Last week in science, the Super Lollipops made observational drawings of the plants on the roof. During that time, I was asked many questions about how the plants would be cared for, including how they would get water. BSNS’s garden does have an irrigation system, but I decided this was an excellent opportunity to discuss precipitation, especially with the change in the seasons and the weather patterns.
We started science this week by briefly discussing clouds and rain, and the Super Lollipops were introduced to the word precipitation. We then read the picture book Cloudette by Tom Lichtenheld.
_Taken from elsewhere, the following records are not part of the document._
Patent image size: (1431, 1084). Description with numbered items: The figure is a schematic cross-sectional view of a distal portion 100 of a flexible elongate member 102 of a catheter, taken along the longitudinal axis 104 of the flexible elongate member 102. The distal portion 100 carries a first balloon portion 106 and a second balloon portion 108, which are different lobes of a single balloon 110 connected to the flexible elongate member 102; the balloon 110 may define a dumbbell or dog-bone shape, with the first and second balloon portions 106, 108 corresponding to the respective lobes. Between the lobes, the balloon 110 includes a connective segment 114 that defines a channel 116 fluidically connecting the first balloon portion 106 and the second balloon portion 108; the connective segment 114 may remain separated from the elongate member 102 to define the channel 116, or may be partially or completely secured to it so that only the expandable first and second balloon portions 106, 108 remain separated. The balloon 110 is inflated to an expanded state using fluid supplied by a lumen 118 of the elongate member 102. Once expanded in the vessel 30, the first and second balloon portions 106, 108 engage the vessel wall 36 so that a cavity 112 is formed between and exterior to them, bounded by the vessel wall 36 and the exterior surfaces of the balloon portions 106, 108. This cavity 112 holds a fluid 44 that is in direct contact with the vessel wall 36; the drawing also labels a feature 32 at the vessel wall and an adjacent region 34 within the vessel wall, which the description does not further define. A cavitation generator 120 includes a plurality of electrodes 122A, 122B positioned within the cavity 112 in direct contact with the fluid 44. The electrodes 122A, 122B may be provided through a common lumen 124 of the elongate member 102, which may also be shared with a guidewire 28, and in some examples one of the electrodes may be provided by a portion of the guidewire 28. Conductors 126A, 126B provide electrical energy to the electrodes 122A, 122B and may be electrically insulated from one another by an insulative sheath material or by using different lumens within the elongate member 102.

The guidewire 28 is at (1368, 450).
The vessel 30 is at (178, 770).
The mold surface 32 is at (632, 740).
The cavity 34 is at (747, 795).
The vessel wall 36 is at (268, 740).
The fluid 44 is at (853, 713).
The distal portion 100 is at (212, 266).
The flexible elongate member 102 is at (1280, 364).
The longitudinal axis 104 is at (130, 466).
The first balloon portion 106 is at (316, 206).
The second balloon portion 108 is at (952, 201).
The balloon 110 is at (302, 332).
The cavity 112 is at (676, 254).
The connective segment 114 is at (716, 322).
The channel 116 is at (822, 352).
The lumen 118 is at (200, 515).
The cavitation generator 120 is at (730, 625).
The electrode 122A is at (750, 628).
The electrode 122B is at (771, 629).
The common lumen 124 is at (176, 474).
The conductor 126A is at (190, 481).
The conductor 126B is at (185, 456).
Creating a cloud in a jar provides a simplistic model, offering a hands-on visual of how it rains. Using a jar, a pipette, water, shaving cream, and food coloring, the Super Lollipops explored how a cloud collects moisture, becomes saturated, and eventually produces rain. The students thought about how many drops it would take to fill the shaving cream “cloud.” They noticed that the more drops they added, the larger their clouds became. Some clouds grew higher up out of the jar, and some started to overflow the edges of the jar. They marveled at the “storms” they created in their jars as the colored water mixed and became dark. *Putting a little art and creativity into scientific learning in early childhood is beneficial as children engage in the joy of learning.
The science: Clouds are formed as water vapor rises into the air. As it rises, the water vapor collects small dust and debris particles, forming droplets. As these droplets condense, they form clouds. Rain is formed when the droplets and debris crystals in the cloud become heavy, and gravity starts to pull them down towards earth as raindrops.